LCP, INP, CLS : ce que mesure chaque métrique
Trois métriques, trois dimensions distinctes de l'expérience perçue. Le LCP mesure la vitesse de chargement, l'INP la réactivité, le CLS la stabilité visuelle. Aucune ne remplace les autres : une page peut s'afficher vite et rester injouable, ou réagir au doigt et danser sous les yeux. L'audit traite les trois séparément.
LCP — Largest Contentful Paint
Le LCP mesure le temps écoulé jusqu'à l'affichage du plus grand élément visible dans la fenêtre : généralement une image hero, une vidéo ou un bloc de texte volumineux. Seuil de réussite : moins de 2,5 secondes. Au-delà de 4 secondes, la page est jugée lente. Le LCP est dominé par quatre facteurs : le temps de réponse serveur (TTFB), les ressources bloquant le rendu (CSS et JS synchrones), le temps de chargement de la ressource elle-même, et le délai avant que le navigateur ne la découvre.
INP — Interaction to Next Paint
L'INP a remplacé le FID en mars 2024. Il mesure la latence entre une interaction utilisateur (clic, tap, frappe) et le prochain rendu visuel qui en découle. Contrairement au FID qui ne jugeait que la première interaction, l'INP observe toutes les interactions de la session et retient la pire. Seuil : moins de 200 millisecondes. Un INP dégradé révèle presque toujours un thread principal saturé par du JavaScript trop long.
CLS — Cumulative Layout Shift
Le CLS quantifie les décalages visuels inattendus : un bouton qui saute parce qu'une bannière se charge en retard, une image sans dimensions qui repousse le texte. Seuil : moins de 0,1. C'est un score sans unité, calculé sur la fraction de l'écran déplacée multipliée par la distance du déplacement.
Données de labo vs données de terrain
Un audit Core Web Vitals crédible repose sur deux sources complémentaires que l'on confond trop souvent. Les données de laboratoire diagnostiquent, les données de terrain valident.
Les données de laboratoire proviennent d'une visite simulée, dans des conditions standardisées : une machine définie, un réseau bridé, sans cache. Lighthouse en est la source de référence. Leur force est la reproductibilité et le débogage : vous isolez une cause, vous corrigez, vous re-mesurez immédiatement. Leur limite : elles ne reflètent pas votre audience réelle, ses appareils, ses connexions.

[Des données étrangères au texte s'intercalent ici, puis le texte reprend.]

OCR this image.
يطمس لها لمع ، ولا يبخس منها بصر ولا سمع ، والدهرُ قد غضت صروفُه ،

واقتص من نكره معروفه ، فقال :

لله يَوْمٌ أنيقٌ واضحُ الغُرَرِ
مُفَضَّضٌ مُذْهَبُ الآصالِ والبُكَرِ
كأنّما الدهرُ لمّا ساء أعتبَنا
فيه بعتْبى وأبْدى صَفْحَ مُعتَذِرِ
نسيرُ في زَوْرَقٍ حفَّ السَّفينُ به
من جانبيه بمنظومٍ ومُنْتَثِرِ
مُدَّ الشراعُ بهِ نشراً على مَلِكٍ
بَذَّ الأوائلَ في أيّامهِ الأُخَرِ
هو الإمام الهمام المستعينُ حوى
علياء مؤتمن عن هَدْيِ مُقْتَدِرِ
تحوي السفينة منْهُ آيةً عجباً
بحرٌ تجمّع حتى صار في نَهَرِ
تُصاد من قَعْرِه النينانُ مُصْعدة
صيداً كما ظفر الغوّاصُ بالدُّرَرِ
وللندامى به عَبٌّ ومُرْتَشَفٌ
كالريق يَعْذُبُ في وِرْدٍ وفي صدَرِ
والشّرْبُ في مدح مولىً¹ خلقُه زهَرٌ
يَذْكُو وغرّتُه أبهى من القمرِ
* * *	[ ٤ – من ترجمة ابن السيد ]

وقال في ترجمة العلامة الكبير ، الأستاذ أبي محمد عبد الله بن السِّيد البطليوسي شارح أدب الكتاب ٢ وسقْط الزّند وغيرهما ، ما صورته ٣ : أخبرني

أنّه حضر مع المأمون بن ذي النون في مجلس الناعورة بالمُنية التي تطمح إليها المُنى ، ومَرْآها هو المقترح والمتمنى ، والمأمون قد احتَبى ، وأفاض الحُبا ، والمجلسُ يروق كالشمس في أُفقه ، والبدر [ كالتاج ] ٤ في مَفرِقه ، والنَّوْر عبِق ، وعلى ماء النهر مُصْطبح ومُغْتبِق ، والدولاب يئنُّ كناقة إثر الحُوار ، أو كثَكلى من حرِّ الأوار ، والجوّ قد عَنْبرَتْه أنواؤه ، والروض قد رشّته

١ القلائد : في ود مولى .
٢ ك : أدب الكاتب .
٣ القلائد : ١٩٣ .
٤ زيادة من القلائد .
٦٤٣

Les données de terrain (field data) viennent du Chrome User Experience Report (CrUX) ou de votre propre RUM (Real User Monitoring). Elles agrègent les visites réelles sur 28 jours glissants. C'est cette donnée que Google utilise pour juger une URL, et c'est elle qui s'affiche dans la Search Console.

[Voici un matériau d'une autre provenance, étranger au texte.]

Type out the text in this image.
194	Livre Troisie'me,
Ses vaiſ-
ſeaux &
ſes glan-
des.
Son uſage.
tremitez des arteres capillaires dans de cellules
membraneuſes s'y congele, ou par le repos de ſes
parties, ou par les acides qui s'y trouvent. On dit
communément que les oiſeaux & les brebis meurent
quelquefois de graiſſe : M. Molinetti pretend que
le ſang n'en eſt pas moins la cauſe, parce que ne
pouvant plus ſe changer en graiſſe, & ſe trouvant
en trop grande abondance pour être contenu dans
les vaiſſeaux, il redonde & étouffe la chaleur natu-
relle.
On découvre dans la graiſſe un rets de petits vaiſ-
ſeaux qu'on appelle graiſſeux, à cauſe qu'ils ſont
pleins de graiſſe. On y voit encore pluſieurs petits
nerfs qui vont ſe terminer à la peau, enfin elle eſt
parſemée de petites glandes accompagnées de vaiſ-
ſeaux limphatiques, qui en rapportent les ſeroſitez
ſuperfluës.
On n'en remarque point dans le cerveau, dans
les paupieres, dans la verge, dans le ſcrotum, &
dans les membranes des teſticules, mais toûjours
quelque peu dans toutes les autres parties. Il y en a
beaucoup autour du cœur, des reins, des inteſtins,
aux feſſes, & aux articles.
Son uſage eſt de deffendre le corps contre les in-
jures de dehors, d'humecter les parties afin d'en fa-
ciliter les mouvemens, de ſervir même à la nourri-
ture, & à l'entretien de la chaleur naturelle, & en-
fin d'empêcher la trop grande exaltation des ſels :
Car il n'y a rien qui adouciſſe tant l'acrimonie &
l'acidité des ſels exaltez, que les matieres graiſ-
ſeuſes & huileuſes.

| Critère | Données de laboratoire | Données de terrain |
|---|---|---|
| Source | Lighthouse, simulation | CrUX, RUM, Search Console |
| Conditions | Standardisées, reproductibles | Appareils et réseaux réels |
| INP mesurable | Non (pas d'interactions réelles) | Oui |
| Usage | Diagnostiquer et déboguer | Valider l'impact réel |
| Verdict Google | Aucun | Détermine la conformité |
Conséquence pratique : ne jugez jamais l'INP sur un score de laboratoire. Lighthouse ne clique sur rien. L'INP n'existe que sur le terrain. Un audit qui annonce un INP « parfait » depuis Lighthouse se trompe d'outil.

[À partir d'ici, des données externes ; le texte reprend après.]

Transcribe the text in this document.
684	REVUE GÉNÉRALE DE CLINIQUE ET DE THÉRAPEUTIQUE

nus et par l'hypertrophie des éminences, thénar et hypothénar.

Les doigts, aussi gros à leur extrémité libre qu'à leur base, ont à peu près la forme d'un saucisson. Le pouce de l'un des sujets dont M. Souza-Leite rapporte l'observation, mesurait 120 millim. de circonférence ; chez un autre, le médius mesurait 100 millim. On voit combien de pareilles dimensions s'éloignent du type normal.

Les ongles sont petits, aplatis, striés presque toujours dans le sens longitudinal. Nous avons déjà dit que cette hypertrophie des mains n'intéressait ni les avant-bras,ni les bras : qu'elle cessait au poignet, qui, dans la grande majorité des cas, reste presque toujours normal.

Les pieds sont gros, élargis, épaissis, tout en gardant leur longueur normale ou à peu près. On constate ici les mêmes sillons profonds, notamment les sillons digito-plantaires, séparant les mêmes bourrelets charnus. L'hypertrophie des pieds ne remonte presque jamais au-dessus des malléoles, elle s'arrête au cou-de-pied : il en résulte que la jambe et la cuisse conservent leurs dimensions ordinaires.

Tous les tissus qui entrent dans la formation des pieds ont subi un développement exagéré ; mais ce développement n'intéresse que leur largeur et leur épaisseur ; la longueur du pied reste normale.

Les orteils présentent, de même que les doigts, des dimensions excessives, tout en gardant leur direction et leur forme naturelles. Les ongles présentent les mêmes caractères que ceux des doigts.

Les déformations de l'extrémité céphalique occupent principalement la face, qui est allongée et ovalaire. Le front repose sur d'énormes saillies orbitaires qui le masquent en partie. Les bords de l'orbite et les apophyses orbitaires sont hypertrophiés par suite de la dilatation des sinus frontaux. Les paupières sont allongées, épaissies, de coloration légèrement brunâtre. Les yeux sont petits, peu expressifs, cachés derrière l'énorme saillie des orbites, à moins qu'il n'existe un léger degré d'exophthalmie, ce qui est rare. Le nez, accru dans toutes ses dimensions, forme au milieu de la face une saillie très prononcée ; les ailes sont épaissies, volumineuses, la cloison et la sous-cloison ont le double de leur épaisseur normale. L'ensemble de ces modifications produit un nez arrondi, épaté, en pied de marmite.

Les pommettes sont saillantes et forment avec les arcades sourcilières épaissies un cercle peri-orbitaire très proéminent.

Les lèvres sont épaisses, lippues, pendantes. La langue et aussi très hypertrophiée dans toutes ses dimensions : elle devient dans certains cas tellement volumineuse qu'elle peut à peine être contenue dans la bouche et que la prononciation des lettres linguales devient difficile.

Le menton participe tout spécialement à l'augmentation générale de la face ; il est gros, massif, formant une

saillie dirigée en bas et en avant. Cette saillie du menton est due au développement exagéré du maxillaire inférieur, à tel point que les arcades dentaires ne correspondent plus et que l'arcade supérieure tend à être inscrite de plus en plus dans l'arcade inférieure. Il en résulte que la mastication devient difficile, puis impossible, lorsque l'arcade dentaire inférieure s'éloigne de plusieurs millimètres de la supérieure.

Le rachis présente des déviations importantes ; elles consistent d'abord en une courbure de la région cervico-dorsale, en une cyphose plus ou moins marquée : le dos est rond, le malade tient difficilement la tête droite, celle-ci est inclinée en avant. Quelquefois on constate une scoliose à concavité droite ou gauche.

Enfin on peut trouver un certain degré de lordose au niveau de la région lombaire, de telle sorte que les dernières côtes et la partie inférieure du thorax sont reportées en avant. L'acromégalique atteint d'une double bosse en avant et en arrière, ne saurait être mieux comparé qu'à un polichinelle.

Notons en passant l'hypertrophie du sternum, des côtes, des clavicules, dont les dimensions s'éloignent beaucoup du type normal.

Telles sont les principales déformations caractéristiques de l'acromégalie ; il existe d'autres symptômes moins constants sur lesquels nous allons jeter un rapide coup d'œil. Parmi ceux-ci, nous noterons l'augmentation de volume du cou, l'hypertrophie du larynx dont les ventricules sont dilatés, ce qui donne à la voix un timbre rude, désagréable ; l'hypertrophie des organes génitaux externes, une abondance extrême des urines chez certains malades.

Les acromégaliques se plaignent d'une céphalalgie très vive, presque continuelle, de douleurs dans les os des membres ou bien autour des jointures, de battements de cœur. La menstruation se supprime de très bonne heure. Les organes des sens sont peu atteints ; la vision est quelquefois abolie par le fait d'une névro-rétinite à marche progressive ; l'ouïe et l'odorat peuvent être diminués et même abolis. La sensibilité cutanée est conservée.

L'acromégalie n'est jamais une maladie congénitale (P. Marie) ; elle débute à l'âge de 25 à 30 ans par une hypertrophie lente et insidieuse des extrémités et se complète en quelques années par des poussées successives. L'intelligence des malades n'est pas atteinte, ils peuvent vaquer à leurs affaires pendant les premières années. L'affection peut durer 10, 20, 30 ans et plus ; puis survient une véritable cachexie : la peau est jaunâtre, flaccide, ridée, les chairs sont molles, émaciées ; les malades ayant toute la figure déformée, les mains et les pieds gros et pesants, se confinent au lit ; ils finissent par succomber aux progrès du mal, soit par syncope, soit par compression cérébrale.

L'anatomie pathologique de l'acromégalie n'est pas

Les outils pour mener l'audit
Cinq outils suffisent, chacun pour un usage précis. Le piège est d'en utiliser un seul et de croire l'audit terminé.
Le point de départ. Il regroupe vos URL par statut (bon, à améliorer, médiocre) à partir des données de terrain. Il révèle l'ampleur réelle du problème à l'échelle du site, pas d'une page isolée.
Le seul outil qui affiche labo ET terrain côte à côte pour une URL. Idéal pour confirmer qu'un problème de laboratoire se vérifie chez les vrais utilisateurs.
Pour le diagnostic profond. Il liste les opportunités chiffrées : ressources bloquantes, images surdimensionnées, JS inutilisé. C'est ici que vous trouvez les causes racines.
Pour l'INP et le thread principal. Vous enregistrez une interaction réelle et vous voyez exactement quelle tâche JS bloque le rendu.
Pour mesurer en continu sur vos propres parcours, en conditions réelles, sans attendre l'agrégation CrUX.
La méthode : la Search Console pour cadrer, PageSpeed Insights pour prioriser les pages-types, Lighthouse et le Performance panel pour disséquer chaque métrique. Ne vous noyez pas dans le détail d'une URL avant d'avoir une vue d'ensemble. Cette logique de cadrage avant détail est la même que celle d'un audit SEO complet.
Corriger chaque métrique, par cause racine
Une correction efficace cible la cause dominante, pas tous les symptômes. Chaque métrique a ses leviers propres. On corrige, on re-mesure, on passe au goulot suivant.
Corriger le LCP
Commencez par le TTFB : un serveur lent ou un cache absent plombe tout le reste. Activez le cache, rapprochez la donnée via un CDN, allégez le rendu côté serveur. Ensuite, donnez la priorité à la ressource LCP : fetchpriority="high" sur l'image hero, préchargement (preload) de la police et de l'image critique, suppression du lazy-loading sur l'élément above-the-fold. Enfin, éliminez les ressources bloquant le rendu : CSS critique en ligne, JS non essentiel en defer.
Corriger l'INP
L'INP se gagne sur le thread principal. Découpez les longues tâches JavaScript en morceaux plus courts, différez tout ce qui n'est pas nécessaire à l'interaction immédiate, et déportez les calculs lourds dans un Web Worker. Méfiez-vous des scripts tiers (tags analytics, chat, A/B testing) : ils sont souvent le premier responsable d'un INP dégradé.
Corriger le CLS
Le CLS se règle presque toujours par la réservation d'espace. Déclarez systématiquement width et height (ou aspect-ratio) sur les images et vidéos. Réservez la place des bannières et publicités avant leur chargement. Chargez les polices avec font-display: optional ou préchargez-les pour éviter le décalage du texte (FOIT/FOUT).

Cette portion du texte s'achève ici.